A rigless system also optimizes production as it ensures flow continuity and allows for pump optimization. ESP change-out and well recovery operations can be reduced from weeks or months to just a few days, the company said.

The application of a Shuttle system can change any ESP workover from a complex rig operation to a standard well services operation, enabling more rapid recovery from unpredicted failure. (Image courtesy of Zeitecs Inc.)

Shuttle vs. tubing

Shuttle technology consists of three main elements: a permanent downhole power installation, a downhole docking station, and a wireline-conveyed shuttle system to retrieve and replace the ESP. The system is installed on tubing in exactly the same way as a traditional ESP and requires virtually the same running and testing procedures.

The cable is protected through the application of premium cable, permanent installation and the recommended use of a fluid-filled casing-tubing annulus by a deep set packer.

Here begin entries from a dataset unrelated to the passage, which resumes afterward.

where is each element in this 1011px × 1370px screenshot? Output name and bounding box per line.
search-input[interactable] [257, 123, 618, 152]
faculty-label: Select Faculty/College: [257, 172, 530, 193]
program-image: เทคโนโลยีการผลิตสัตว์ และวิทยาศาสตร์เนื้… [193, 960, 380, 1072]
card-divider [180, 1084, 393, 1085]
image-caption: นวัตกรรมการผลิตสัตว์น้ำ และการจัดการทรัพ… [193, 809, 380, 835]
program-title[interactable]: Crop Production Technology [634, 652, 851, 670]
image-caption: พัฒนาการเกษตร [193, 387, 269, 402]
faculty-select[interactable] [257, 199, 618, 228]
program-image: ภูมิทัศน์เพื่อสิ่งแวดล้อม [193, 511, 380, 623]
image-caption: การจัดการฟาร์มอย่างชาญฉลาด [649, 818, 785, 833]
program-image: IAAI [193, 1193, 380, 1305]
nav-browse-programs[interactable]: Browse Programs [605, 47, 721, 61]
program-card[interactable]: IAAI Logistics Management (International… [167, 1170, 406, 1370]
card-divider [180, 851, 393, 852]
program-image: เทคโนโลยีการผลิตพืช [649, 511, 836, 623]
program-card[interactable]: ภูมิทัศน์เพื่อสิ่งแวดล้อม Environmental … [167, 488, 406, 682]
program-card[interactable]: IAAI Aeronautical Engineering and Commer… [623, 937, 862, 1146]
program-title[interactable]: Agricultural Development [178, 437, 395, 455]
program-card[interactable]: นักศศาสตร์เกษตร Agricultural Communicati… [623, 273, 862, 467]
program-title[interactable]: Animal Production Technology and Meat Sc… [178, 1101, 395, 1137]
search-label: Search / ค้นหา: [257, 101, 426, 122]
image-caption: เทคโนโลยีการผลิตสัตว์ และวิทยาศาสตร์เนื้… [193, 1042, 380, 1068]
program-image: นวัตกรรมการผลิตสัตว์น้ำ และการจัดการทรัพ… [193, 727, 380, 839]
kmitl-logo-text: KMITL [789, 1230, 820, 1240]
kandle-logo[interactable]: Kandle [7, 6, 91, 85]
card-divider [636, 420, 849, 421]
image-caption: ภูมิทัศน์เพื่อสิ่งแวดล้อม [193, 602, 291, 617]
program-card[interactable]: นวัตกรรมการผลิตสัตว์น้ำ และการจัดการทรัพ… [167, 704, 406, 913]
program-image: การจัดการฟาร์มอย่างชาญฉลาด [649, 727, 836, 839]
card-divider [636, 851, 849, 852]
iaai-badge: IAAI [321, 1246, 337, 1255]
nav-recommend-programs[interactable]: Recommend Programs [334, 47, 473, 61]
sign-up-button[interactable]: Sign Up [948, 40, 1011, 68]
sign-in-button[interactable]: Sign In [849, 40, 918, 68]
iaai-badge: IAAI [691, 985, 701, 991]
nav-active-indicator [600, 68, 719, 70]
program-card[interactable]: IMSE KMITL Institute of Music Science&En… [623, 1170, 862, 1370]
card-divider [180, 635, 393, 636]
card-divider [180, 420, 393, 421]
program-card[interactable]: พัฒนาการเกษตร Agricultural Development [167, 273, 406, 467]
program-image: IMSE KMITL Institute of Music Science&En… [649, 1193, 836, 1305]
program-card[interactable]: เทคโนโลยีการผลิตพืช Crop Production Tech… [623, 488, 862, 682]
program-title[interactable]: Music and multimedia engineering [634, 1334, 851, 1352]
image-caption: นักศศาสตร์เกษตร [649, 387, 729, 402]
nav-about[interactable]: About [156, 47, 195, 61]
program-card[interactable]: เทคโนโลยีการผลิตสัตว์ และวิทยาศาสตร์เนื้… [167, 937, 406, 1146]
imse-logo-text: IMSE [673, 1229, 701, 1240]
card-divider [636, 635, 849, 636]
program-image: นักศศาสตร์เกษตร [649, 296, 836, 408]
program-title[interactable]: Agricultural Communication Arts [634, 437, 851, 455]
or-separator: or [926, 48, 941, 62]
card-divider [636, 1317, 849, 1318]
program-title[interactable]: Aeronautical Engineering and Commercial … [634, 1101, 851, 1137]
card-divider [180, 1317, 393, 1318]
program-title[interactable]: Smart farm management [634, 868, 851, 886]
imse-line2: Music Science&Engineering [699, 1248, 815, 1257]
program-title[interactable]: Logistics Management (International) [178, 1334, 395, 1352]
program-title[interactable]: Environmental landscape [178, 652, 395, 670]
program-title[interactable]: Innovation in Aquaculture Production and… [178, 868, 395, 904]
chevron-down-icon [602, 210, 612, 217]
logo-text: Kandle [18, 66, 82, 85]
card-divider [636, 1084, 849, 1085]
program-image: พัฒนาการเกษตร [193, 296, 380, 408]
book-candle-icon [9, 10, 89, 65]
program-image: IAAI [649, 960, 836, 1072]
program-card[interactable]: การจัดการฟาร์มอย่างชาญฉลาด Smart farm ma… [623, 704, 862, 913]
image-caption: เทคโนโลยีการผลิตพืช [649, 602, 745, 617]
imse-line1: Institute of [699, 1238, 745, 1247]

The Shuttle docking system connects the ESP system to the fixed downhole power supply. This plug-and-play technology, according to Zeitecs, means that any manufacturer’s ESP may be installed using this system, allowing an operator the optimal ESPs to match prevailing well requirements.

According to public technical information, traditional ESPs require on average one workover every three years.

In one offshore application, the Shuttle saved more than US $3 million in operating costs proportional to production rate compared to an ESP system deployed on conventional tubing in an offshore well. The technology also allowed for the avoidance of four workovers during a 15-year lifecycle.